RAG Cost Optimization
Vector DB Pricing - The Real Numbers
The gap between pricing page estimates and actual bills averages 2.5-4×:
| Database | 1M Vectors | 10M Vectors | 100M Vectors |
|---|---|---|---|
| Pinecone | $70-$150/mo | $800-$2,500 | $15,000-$28,000 |
| Weaviate Cloud | $180-$320 | $900-$1,600 | $6,000-$12,000 |
| Qdrant Cloud | $150-$280 | $750-$1,400 | $5,500-$10,000 |
| pgvector (RDS) | $120-$200 | $600-$1,200 | $4,000-$8,000 |
| Qdrant self-hosted | $90-$160 | $450-$850 | $2,800-$5,500 |
Fine-Tuning ROI
The distillation pattern is 2026's dominant approach: use a frontier model as "teacher" to generate synthetic training data, then fine-tune a cheap model as "student." Result: 10× cheaper inference with near-frontier quality on your domain.

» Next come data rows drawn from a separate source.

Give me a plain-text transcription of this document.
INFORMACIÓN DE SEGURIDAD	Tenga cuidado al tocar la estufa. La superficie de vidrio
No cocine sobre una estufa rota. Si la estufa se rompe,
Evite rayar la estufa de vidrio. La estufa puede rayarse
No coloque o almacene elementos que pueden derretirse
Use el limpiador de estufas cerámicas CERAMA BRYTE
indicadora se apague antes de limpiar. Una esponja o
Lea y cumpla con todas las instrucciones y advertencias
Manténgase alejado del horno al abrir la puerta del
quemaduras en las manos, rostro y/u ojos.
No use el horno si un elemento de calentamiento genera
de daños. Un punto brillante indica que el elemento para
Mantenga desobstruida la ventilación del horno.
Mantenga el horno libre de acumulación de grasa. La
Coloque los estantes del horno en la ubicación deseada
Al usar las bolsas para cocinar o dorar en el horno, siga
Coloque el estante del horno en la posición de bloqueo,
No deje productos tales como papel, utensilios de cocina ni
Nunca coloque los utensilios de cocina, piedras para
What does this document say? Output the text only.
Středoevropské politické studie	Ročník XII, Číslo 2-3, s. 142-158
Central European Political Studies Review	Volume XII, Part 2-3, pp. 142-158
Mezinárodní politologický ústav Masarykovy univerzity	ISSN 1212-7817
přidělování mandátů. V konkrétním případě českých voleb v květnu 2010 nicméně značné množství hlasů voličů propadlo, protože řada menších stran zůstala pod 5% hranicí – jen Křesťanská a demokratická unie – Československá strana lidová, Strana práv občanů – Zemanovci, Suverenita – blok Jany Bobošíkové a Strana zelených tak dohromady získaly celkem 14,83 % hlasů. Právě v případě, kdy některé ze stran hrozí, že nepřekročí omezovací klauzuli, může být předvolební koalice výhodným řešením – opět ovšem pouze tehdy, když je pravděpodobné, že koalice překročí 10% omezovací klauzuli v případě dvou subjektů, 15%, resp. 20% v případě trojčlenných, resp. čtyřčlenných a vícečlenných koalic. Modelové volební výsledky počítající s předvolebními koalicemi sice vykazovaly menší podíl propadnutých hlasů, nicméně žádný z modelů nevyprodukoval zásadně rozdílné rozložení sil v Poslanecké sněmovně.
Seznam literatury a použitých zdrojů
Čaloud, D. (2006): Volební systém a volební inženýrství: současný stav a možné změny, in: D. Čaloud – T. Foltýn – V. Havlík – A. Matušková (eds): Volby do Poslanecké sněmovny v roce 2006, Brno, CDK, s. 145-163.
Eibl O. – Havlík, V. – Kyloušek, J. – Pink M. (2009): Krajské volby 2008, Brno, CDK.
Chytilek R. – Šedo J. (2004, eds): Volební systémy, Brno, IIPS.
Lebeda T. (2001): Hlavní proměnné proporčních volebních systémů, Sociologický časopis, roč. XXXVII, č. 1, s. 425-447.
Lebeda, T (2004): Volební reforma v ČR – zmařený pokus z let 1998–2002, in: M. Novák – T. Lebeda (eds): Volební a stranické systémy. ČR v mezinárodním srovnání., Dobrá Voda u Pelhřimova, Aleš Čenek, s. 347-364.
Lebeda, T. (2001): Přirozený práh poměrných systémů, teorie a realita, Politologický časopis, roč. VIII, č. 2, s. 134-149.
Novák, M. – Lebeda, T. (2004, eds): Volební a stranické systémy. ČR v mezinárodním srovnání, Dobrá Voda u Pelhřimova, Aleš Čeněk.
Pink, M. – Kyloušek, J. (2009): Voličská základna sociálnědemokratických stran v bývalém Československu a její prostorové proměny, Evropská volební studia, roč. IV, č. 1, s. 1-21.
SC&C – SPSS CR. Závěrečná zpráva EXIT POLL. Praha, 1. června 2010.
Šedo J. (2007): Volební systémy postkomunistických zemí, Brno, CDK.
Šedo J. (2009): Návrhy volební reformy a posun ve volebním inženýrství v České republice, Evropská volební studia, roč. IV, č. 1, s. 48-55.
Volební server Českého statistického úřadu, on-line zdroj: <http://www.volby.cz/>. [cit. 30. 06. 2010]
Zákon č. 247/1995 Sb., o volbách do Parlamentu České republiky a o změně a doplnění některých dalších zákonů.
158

| When It Saves Money | When It Wastes Money |
|---|---|
| High-volume, narrow-domain (>100K req/month) | Low volume (<10K req/month) |
| Need consistent output format prompting can't achieve | Rapidly changing requirements |
| Can replace $3-$15/MTok model with $0.10-$0.40 | General-purpose tasks where frontier models excel |
| ROI: $5K fine-tuning → saves $2K/month → 2.5 month payback | When RAG can provide the domain knowledge instead |
The Complete Cost Optimization Playbook
🏃 Quick Wins (Week 1 - 30-50% savings)
- Audit current spend - know your cost per query, per feature, per user
- Switch simple tasks to cheap models - GPT-4.1 nano ($0.10) or Gemini Flash-Lite ($0.10)
- Enable prompt caching - Anthropic (90% on hits) and OpenAI (50%) support it natively
- Use Batch API for non-real-time workloads - instant 50% discount
📈 Medium-Term (Weeks 2-4 - additional 20-40%)
- Implement model routing - send 70%+ of queries to cheap models
- Add semantic caching - eliminates 30%+ of redundant API calls
- Compress prompts - structured formats, strip verbose instructions
- Right-size vector DB - reduce replication, clean unused indexes
🎯 Strategic (Months 2-6 - additional 20-50%)
- Fine-tune/distill for high-volume narrow tasks
- Self-host if >50M tokens/day sustained
- Quantize self-hosted models (4-bit AWQ for GPU, GGUF for CPU)
- Switch to open-source embeddings for high-volume RAG
The Bottom Line
A disciplined team applying these techniques can realistically cut AI production costs by 70-90% while maintaining equivalent output quality. The biggest lever is model selection (cheap models for easy tasks), followed by caching, then batching. Self-hosting and fine-tuning deliver the largest absolute savings at scale. And run a quarterly model audit - prices drop ~10× per year for equivalent quality.